I am measuring application performance with nvprof on M60 (actually on Amazon g3.4xlarge instance with only one GPU, which is a half of M60 board).
I have CUDA 9 installed.
The command I used for profiling is like the following:
nvprof --replay-mode application --csv --log-file nvprof_dram_write_throughput.log --metrics dram_write_throughput python tf_cnn_benchmarks.py <some arguments>
And the similar command for dram_read_throughput. The commands produce a log file in CSV format.
The data I see in these log files confuses me.
Theoretical DRAM througput for M60 is about 160GB/s. In the log files however, I see that for some kernels throughput is in the order of TB/s.
Does this mean that L1 or L2 caches are used?
Here are some lines from the log files:
"Device","Kernel","Invocations","Metric Name","Metric Description","Min","Max","Avg"

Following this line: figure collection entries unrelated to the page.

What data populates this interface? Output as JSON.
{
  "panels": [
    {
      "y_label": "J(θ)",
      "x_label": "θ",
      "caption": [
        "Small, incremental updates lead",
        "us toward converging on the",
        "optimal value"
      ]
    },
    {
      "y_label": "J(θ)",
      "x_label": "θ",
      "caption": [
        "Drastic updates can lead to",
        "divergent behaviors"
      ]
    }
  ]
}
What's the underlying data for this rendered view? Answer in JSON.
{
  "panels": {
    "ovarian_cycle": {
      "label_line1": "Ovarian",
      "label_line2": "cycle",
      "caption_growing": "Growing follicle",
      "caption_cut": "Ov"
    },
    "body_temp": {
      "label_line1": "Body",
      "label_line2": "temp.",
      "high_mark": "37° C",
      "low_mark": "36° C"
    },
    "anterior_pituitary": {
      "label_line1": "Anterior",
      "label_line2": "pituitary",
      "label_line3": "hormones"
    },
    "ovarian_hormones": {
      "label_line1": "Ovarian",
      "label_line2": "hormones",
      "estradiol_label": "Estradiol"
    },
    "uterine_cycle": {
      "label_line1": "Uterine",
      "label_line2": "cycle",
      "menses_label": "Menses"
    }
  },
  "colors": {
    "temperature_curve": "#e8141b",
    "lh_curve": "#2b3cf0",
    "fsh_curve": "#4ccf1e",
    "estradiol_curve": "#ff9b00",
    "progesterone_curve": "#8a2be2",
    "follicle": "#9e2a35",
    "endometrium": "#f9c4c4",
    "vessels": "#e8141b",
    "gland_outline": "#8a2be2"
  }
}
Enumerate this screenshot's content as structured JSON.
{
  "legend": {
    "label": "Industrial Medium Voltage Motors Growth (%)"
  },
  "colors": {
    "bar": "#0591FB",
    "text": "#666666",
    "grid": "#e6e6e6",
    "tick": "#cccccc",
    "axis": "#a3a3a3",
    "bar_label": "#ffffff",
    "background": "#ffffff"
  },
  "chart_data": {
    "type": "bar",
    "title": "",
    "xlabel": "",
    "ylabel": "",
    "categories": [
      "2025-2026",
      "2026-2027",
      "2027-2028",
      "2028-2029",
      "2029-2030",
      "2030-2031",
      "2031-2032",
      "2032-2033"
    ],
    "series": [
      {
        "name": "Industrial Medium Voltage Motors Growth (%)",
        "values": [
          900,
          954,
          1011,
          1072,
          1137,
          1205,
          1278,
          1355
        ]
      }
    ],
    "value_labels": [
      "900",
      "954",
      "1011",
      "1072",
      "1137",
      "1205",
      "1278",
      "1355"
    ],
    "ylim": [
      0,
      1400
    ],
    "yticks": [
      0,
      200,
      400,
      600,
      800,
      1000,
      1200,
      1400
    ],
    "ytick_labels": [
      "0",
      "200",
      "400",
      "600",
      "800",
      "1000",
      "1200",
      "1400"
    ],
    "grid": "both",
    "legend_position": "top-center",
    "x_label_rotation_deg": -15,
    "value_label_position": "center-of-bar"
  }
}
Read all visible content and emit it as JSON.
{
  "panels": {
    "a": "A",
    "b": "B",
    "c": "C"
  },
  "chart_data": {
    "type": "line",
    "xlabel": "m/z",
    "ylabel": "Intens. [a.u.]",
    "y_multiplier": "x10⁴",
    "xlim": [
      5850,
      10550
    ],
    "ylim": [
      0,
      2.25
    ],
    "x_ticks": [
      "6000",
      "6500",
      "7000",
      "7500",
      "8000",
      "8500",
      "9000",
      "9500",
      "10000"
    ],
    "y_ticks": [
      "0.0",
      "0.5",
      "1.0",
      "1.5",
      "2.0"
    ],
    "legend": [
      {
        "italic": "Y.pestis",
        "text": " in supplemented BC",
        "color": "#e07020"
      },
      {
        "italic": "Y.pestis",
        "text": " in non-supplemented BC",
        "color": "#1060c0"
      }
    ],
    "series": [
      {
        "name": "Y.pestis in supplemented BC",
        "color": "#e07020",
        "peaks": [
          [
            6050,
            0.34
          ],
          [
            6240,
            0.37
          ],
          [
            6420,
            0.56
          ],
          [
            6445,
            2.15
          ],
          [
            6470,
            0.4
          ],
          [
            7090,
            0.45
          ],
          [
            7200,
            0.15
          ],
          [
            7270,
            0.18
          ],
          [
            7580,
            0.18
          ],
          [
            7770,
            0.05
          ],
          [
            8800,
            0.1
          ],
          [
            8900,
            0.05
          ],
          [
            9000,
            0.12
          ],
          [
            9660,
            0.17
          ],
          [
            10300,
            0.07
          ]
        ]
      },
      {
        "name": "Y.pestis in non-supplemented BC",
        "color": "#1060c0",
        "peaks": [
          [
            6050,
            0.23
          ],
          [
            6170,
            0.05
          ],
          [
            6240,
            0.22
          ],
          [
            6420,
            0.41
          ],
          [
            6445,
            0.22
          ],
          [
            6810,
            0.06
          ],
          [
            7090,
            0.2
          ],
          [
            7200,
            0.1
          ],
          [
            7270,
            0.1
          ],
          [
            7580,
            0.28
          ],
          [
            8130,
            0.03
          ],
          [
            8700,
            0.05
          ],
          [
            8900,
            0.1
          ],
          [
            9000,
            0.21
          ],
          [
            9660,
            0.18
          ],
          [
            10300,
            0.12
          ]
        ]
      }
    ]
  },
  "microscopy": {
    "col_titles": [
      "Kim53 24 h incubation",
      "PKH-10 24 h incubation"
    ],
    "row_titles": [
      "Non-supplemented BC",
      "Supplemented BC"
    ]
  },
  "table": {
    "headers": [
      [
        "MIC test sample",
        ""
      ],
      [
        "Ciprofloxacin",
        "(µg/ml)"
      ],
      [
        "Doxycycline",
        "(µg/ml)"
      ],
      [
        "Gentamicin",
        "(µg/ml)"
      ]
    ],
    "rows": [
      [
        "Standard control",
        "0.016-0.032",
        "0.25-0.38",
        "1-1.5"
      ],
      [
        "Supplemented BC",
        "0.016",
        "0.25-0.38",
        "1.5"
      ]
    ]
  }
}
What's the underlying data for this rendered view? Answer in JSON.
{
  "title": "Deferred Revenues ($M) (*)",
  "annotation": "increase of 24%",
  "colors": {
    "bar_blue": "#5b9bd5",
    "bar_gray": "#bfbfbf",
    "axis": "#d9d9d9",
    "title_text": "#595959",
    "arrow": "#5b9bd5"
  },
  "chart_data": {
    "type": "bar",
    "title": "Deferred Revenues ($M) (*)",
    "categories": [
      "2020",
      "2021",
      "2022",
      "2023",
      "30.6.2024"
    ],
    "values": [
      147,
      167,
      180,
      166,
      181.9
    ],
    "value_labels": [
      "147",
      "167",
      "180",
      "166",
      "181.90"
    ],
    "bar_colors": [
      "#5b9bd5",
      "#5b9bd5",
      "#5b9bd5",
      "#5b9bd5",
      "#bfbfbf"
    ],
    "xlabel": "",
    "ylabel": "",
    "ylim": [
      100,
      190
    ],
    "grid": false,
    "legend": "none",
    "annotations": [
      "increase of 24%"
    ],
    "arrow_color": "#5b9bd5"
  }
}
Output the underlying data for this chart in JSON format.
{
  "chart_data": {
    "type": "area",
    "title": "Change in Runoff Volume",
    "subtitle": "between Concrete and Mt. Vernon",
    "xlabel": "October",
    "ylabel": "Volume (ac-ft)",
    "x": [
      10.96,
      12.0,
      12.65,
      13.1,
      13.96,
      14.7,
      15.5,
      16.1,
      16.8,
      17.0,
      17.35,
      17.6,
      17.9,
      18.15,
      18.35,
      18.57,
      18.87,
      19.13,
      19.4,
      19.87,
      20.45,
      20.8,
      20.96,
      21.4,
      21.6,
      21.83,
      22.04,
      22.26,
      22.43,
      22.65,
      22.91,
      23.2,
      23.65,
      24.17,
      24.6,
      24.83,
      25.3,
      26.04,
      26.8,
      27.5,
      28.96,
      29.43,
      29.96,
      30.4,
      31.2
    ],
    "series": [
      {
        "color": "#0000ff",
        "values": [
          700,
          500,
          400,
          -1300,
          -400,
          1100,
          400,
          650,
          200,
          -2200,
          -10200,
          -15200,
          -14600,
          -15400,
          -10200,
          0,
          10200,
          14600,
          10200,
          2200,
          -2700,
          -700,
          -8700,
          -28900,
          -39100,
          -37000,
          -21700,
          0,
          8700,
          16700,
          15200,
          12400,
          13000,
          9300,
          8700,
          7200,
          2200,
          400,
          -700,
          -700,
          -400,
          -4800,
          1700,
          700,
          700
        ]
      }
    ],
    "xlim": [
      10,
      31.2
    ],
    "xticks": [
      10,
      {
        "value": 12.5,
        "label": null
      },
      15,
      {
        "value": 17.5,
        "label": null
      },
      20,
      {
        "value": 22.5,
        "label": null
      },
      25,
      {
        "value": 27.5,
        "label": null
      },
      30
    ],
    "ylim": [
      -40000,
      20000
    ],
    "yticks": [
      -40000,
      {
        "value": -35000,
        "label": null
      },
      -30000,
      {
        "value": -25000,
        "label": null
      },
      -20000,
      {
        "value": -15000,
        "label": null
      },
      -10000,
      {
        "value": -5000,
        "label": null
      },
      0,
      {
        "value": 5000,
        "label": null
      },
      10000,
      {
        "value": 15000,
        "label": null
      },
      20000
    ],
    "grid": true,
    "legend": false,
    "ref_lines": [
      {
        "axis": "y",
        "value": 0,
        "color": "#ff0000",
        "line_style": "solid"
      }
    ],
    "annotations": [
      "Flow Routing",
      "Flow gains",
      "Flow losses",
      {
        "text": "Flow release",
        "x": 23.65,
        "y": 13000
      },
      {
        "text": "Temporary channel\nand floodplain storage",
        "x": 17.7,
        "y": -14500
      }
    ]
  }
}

"Tesla M60 (0)","void Eigen::internal::EigenMetaKernel<Eigen::TensorEvaluator<Eigen::TensorAssignOp<Eigen::TensorMap<Eigen::Tensor<float, int=1, int=1, int>, int=16, Eigen::MakePointer>, Eigen::TensorCwiseUnaryOp<Eigen::internal::scalar_right<float, float, Eigen::internal::scalar_product_op<float, float>>, Eigen::TensorMap<Eigen::Tensor<float const , int=1, int=1, int>, int=16, Eigen::MakePointer> const > const > const , Eigen::GpuDevice>, int>(float, int=1)",13,"dram_write_throughput","Device Memory Write Throughput",108.548296MB/s,9597.024243GB/s,2209.103356GB/s
"Tesla M60 (0)","void Eigen::internal::EigenMetaKernel<Eigen::TensorEvaluator<Eigen::TensorAssignOp<Eigen::TensorMap<Eigen::Tensor<float, int=1, int=1, long>, int=16, Eigen::MakePointer>, Eigen::TensorCwiseBinaryOp<Eigen::internal::scalar_difference_op<float const , float const >, Eigen::TensorMap<Eigen::Tensor<float, int=1, int=1, long>, int=16, Eigen::MakePointer> const , Eigen::TensorMap<Eigen::Tensor<float const , int=1, int=1, long>, int=16, Eigen::MakePointer> const > const > const , Eigen::GpuDevice>, long>(float, int=1)",6,"dram_read_throughput","Device Memory Read Throughput",1.493997GB/s,6236.837731GB/s,2210.343396GB/s
By the way, if I don’t use --replay-mode application option, profiling a program that runs less than a minute takes hours.